I agree with your scenario. As far as the competition being hurt instead of the consumer, unfortunately that probably is not relative in this case. The case will be did MSFT use preditory marketing practices to force computer makers to use IE vs Netscape, was it the intent of MSFT to "destroy" Netscape by using its monopoly power, has MSFT intentionally altered JAVA to make it non-usable on Windows platforms with the intent of the elimination of JAVA, and so on.
I agree, I like MSFT products generally, but unless we are going to turn over our entire legal system to polls like we apparently have the political system, the effectiveness of the product will probably not affect the legal stratagies or legal outcome.
Look at Standard Oil. Under the monopoly, oil product prices were going down, not up. The consumer was getting a good, standard product no matter where he went, so he didn't have to worry about getting literally blown up when he lit his kerosine lantern. It employed a huge amount of the population and contributed to many businesses being started.
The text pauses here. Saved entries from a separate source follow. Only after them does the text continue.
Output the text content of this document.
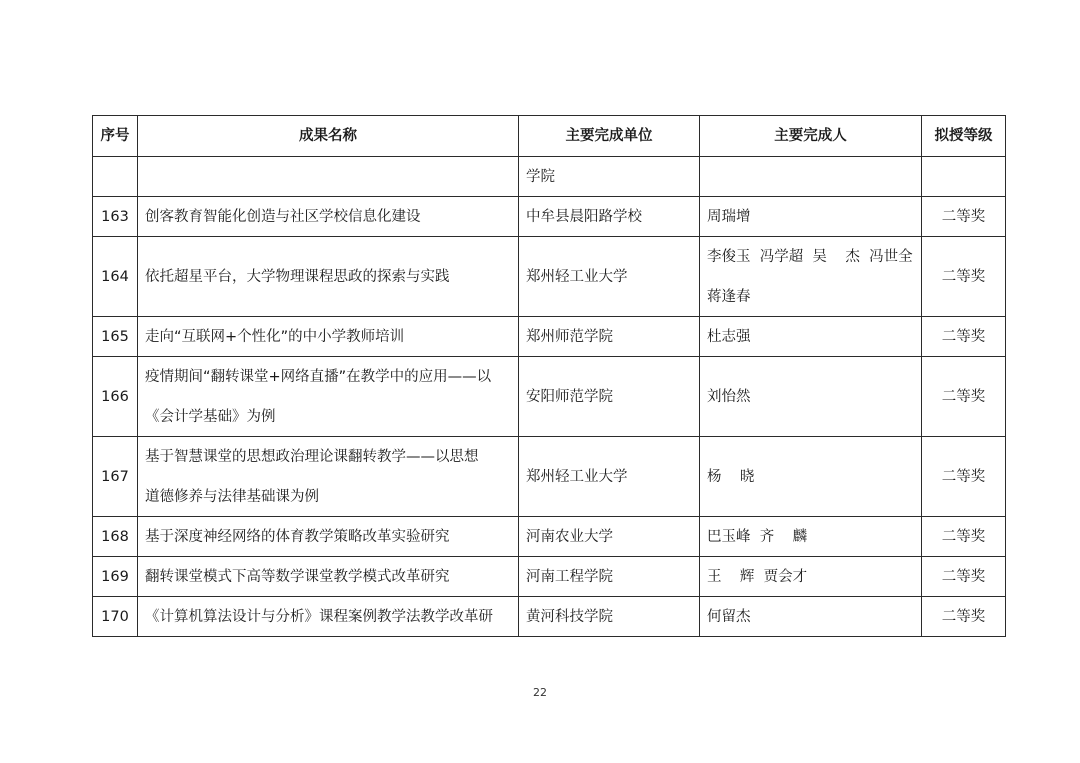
序号	成果名称	主要完成单位	主要完成人	拟授等级

		学院		

163	创客教育智能化创造与社区学校信息化建设	中牟县晨阳路学校	周瑞增	二等奖
164	依托超星平台，大学物理课程思政的探索与实践	郑州轻工业大学	李俊玉  冯学超  吴    杰  冯世全
蒋逢春	二等奖
165	走向“互联网+个性化”的中小学教师培训	郑州师范学院	杜志强	二等奖
166	疫情期间“翻转课堂+网络直播”在教学中的应用——以
《会计学基础》为例	安阳师范学院	刘怡然	二等奖
167	基于智慧课堂的思想政治理论课翻转教学——以思想
道德修养与法律基础课为例	郑州轻工业大学	杨    晓	二等奖
168	基于深度神经网络的体育教学策略改革实验研究	河南农业大学	巴玉峰  齐    麟	二等奖
169	翻转课堂模式下高等数学课堂教学模式改革研究	河南工程学院	王    辉  贾会才	二等奖
170	《计算机算法设计与分析》课程案例教学法教学改革研	黄河科技学院	何留杰	二等奖
22
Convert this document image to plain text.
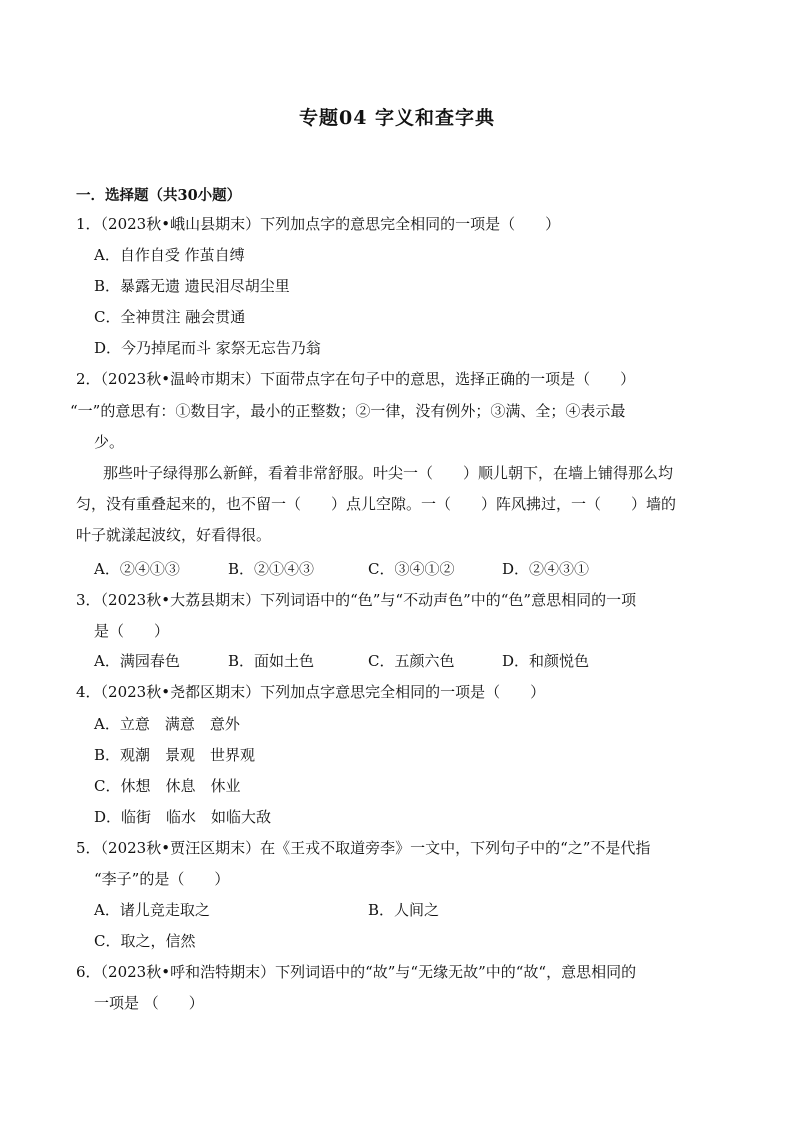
专题04 字义和查字典
一．选择题（共30小题）
1．（2023秋•峨山县期末）下列加点字的意思完全相同的一项是（　　）
A．自作自受 作茧自缚
B．暴露无遗 遗民泪尽胡尘里
C．全神贯注 融会贯通
D．今乃掉尾而斗 家祭无忘告乃翁
2．（2023秋•温岭市期末）下面带点字在句子中的意思，选择正确的一项是（　　）
“一”的意思有：①数目字，最小的正整数；②一律，没有例外；③满、全；④表示最
少。
那些叶子绿得那么新鲜，看着非常舒服。叶尖一（　　）顺儿朝下，在墙上铺得那么均
匀，没有重叠起来的，也不留一（　　）点儿空隙。一（　　）阵风拂过，一（　　）墙的
叶子就漾起波纹，好看得很。
A．②④①③	B．②①④③	C．③④①②	D．②④③①
3．（2023秋•大荔县期末）下列词语中的“色”与“不动声色”中的“色”意思相同的一项
是（　　）
A．满园春色	B．面如土色	C．五颜六色	D．和颜悦色
4．（2023秋•尧都区期末）下列加点字意思完全相同的一项是（　　）
A．立意　满意　意外
B．观潮　景观　世界观
C．休想　休息　休业
D．临街　临水　如临大敌
5．（2023秋•贾汪区期末）在《王戎不取道旁李》一文中，下列句子中的“之”不是代指
“李子”的是（　　）
A．诸儿竞走取之	B．人间之
C．取之，信然
6．（2023秋•呼和浩特期末）下列词语中的“故”与“无缘无故”中的“故“，意思相同的
一项是 （　　）
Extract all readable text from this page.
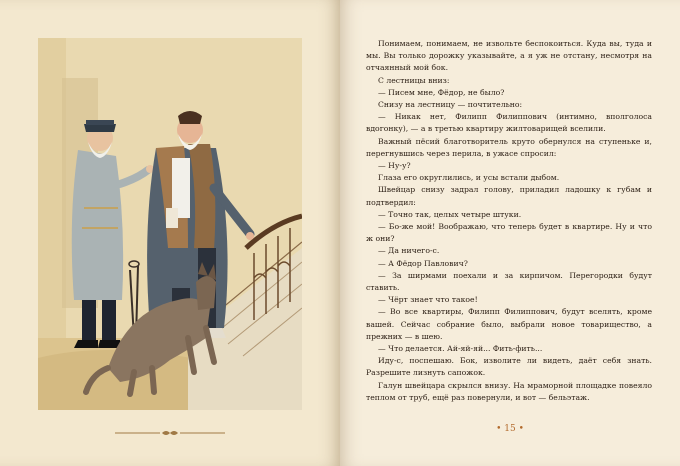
Понимаем, понимаем, не извольте беспокоиться. Куда вы, туда и мы. Вы только дорожку указывайте, а я уж не отстану, несмотря на отчаянный мой бок.

С лестницы вниз:

— Писем мне, Фёдор, не было?

Снизу на лестницу — почтительно:

— Никак нет, Филипп Филиппович (интимно, вполголоса вдогонку), — а в третью квартиру жилтоварищей вселили.

Важный пёсий благотворитель круто обернулся на ступеньке и, перегнувшись через перила, в ужасе спросил:

— Ну-у?

Глаза его округлились, и усы встали дыбом.

Швейцар снизу задрал голову, приладил ладошку к губам и подтвердил:

— Точно так, целых четыре штуки.

— Бо-же мой! Воображаю, что теперь будет в квартире. Ну и что ж они?

— Да ничего-с.

— А Фёдор Павлович?

— За ширмами поехали и за кирпичом. Перегородки будут ставить.

— Чёрт знает что такое!

— Во все квартиры, Филипп Филиппович, будут вселять, кроме вашей. Сейчас собрание было, выбрали новое товарищество, а прежних — в шею.

— Что делается. Ай-яй-яй... Фить-фить...

Иду-с, поспешаю. Бок, изволите ли видеть, даёт себя знать. Разрешите лизнуть сапожок.

Галун швейцара скрылся внизу. На мраморной площадке повеяло теплом от труб, ещё раз повернули, и вот — бельэтаж.

• 15 •
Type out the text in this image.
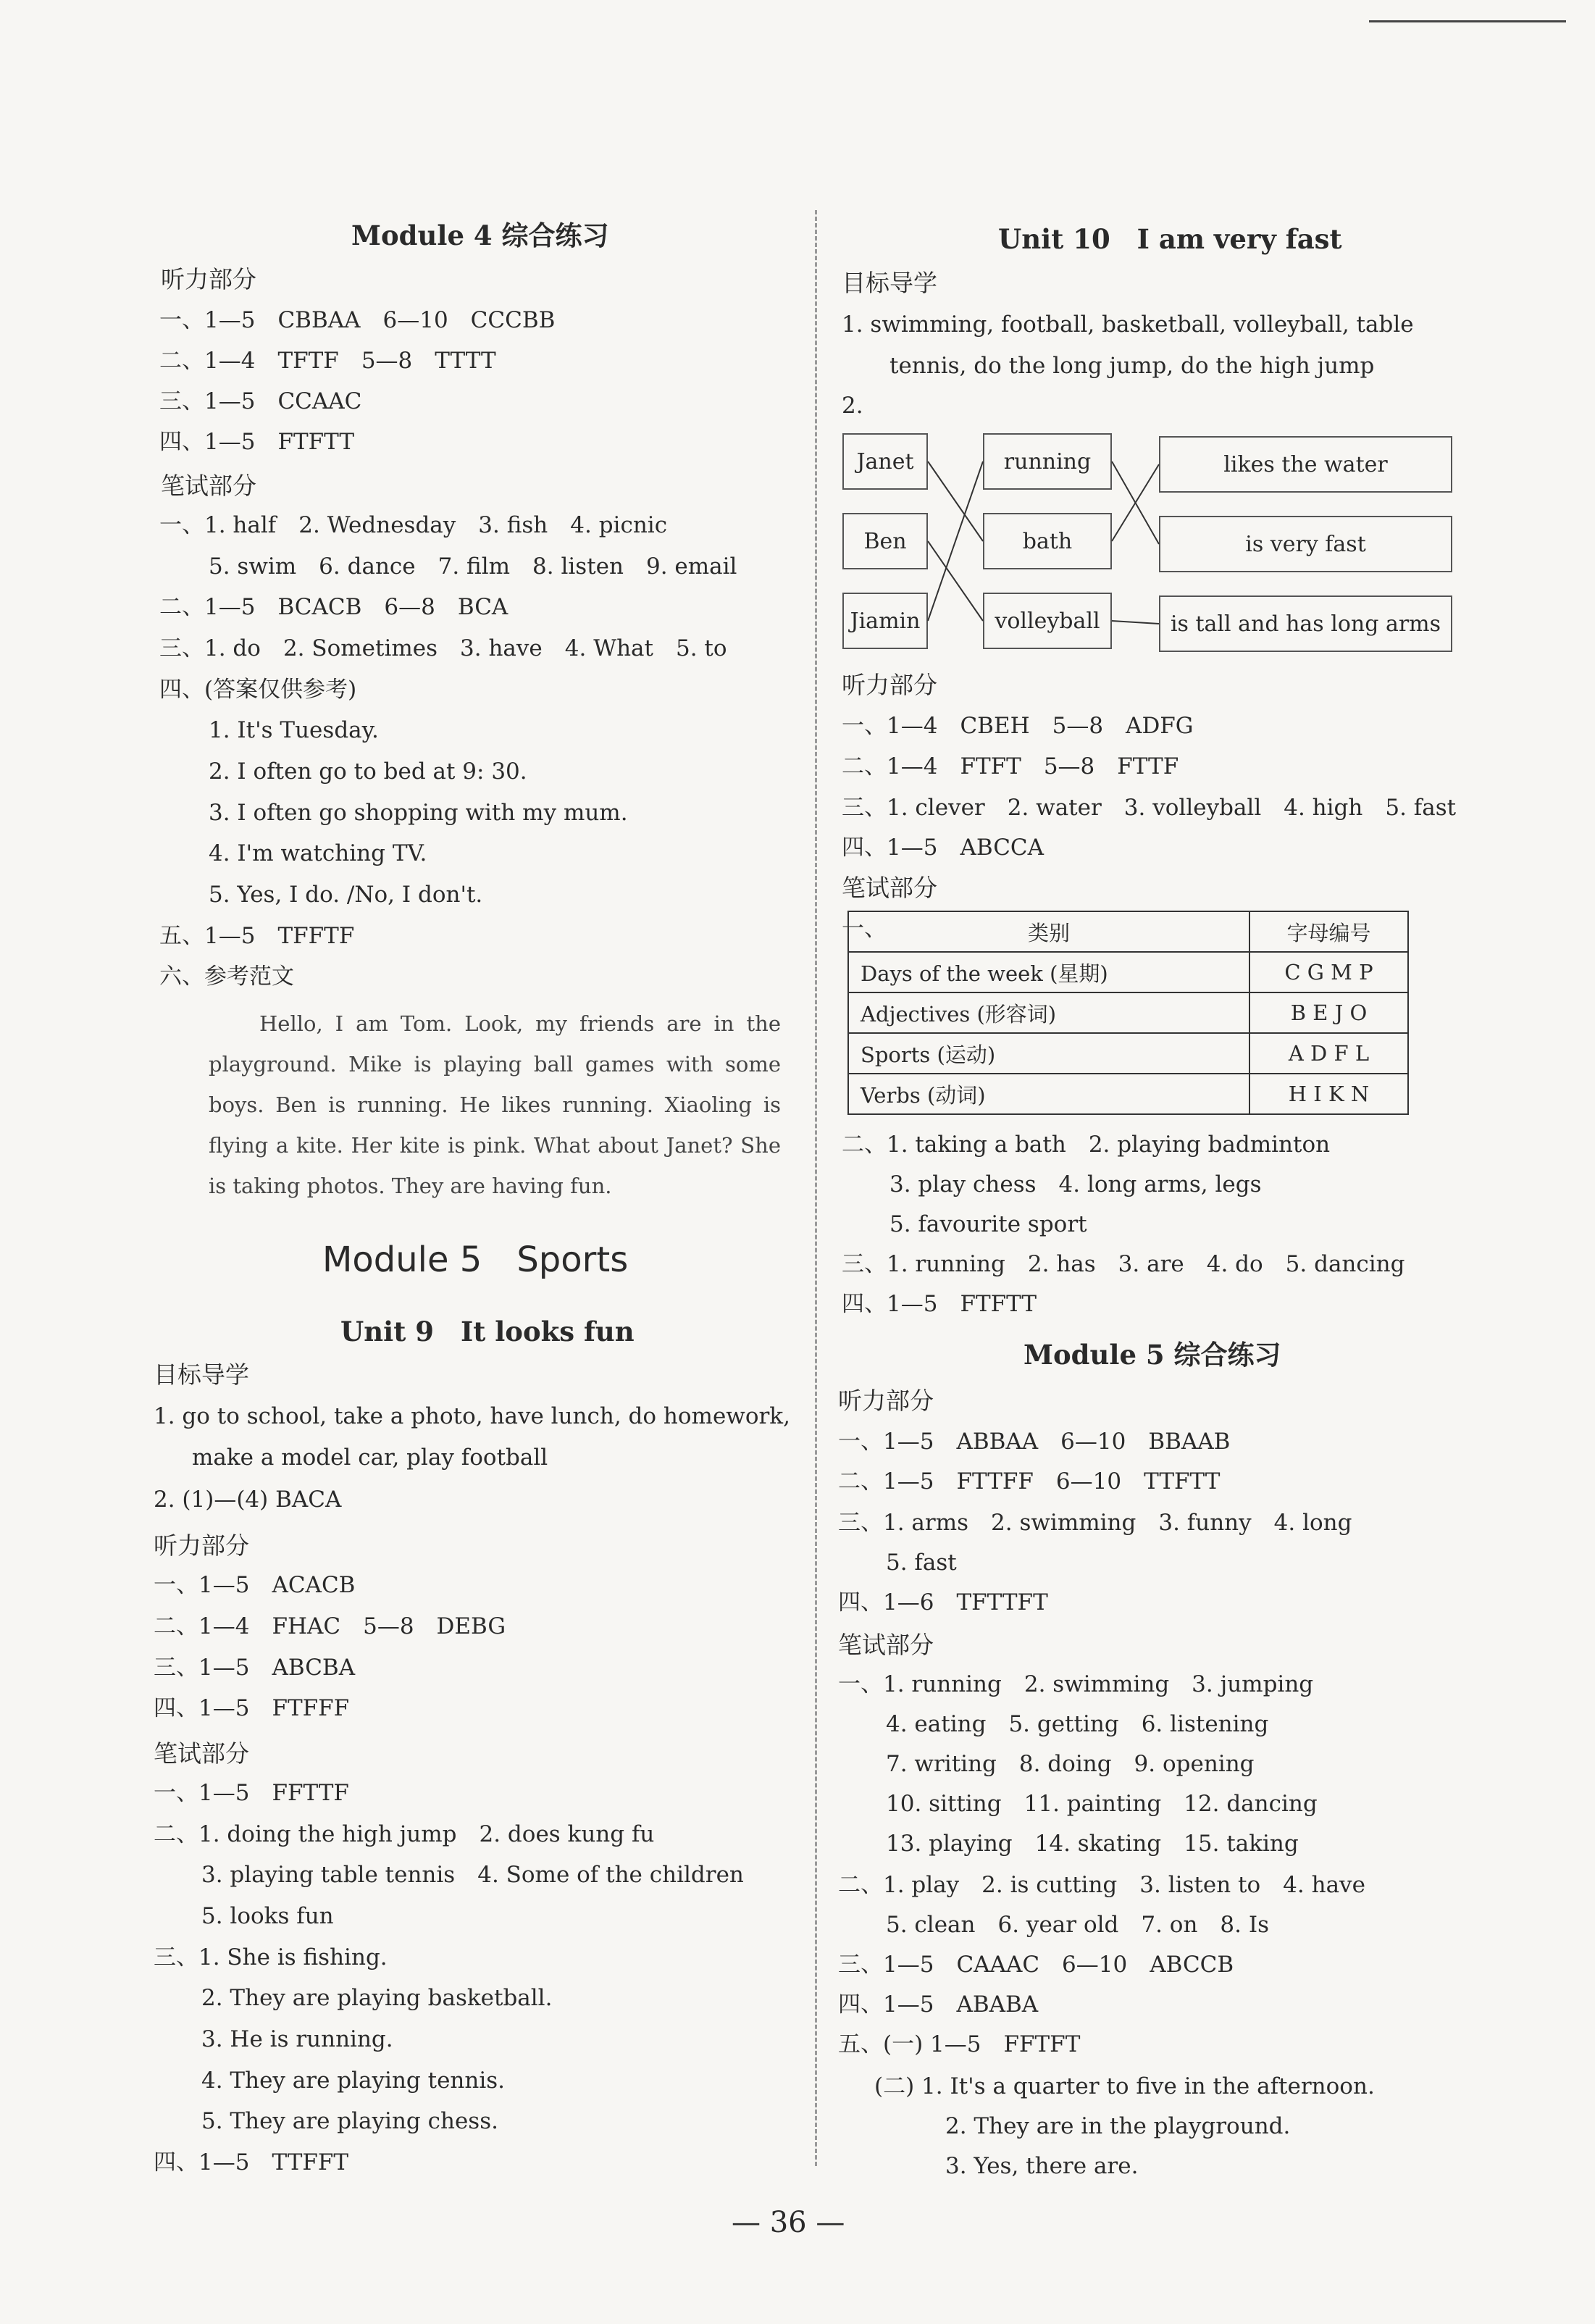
Module 4 综合练习
听力部分
一、1—5　CBBAA　6—10　CCCBB
二、1—4　TFTF　5—8　TTTT
三、1—5　CCAAC
四、1—5　FTFTT
笔试部分
一、1. half　2. Wednesday　3. fish　4. picnic
5. swim　6. dance　7. film　8. listen　9. email
二、1—5　BCACB　6—8　BCA
三、1. do　2. Sometimes　3. have　4. What　5. to
四、(答案仅供参考)
1. It's Tuesday.
2. I often go to bed at 9: 30.
3. I often go shopping with my mum.
4. I'm watching TV.
5. Yes, I do. /No, I don't.
五、1—5　TFFTF
六、参考范文
Hello, I am Tom. Look, my friends are in the playground. Mike is playing ball games with some boys. Ben is running. He likes running. Xiaoling is flying a kite. Her kite is pink. What about Janet? She is taking photos. They are having fun.
Module 5　Sports
Unit 9　It looks fun
目标导学
1. go to school, take a photo, have lunch, do homework,
make a model car, play football
2. (1)—(4) BACA
听力部分
一、1—5　ACACB
二、1—4　FHAC　5—8　DEBG
三、1—5　ABCBA
四、1—5　FTFFF
笔试部分
一、1—5　FFTTF
二、1. doing the high jump　2. does kung fu
3. playing table tennis　4. Some of the children
5. looks fun
三、1. She is fishing.
2. They are playing basketball.
3. He is running.
4. They are playing tennis.
5. They are playing chess.
四、1—5　TTFFT
Unit 10　I am very fast
目标导学
1. swimming, football, basketball, volleyball, table
tennis, do the long jump, do the high jump
2.
Janet
Ben
Jiamin
running
bath
volleyball
likes the water
is very fast
is tall and has long arms
听力部分
一、1—4　CBEH　5—8　ADFG
二、1—4　FTFT　5—8　FTTF
三、1. clever　2. water　3. volleyball　4. high　5. fast
四、1—5　ABCCA
笔试部分
一、	类别	字母编号
Days of the week (星期)	C G M P
Adjectives (形容词)	B E J O
Sports (运动)	A D F L
Verbs (动词)	H I K N
二、1. taking a bath　2. playing badminton
3. play chess　4. long arms, legs
5. favourite sport
三、1. running　2. has　3. are　4. do　5. dancing
四、1—5　FTFTT
Module 5 综合练习
听力部分
一、1—5　ABBAA　6—10　BBAAB
二、1—5　FTTFF　6—10　TTFTT
三、1. arms　2. swimming　3. funny　4. long
5. fast
四、1—6　TFTTFT
笔试部分
一、1. running　2. swimming　3. jumping
4. eating　5. getting　6. listening
7. writing　8. doing　9. opening
10. sitting　11. painting　12. dancing
13. playing　14. skating　15. taking
二、1. play　2. is cutting　3. listen to　4. have
5. clean　6. year old　7. on　8. Is
三、1—5　CAAAC　6—10　ABCCB
四、1—5　ABABA
五、(一) 1—5　FFTFT
(二) 1. It's a quarter to five in the afternoon.
2. They are in the playground.
3. Yes, there are.
— 36 —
But woe to anyone that either crossed them or was targeted for takeover. Kickbacks from the railroads, selling under production cost to force competition into failure or merger, and threats to retailers that carried any other brand were the order of the day.
That, in the end, was what did in Standard. Sadly, the days of Standard as a monopoly were already numbered as the Texas oil fields were coming on line, and Russia was also producing a lot of oil. Both of these were resistant to Standard and had the power to fight back.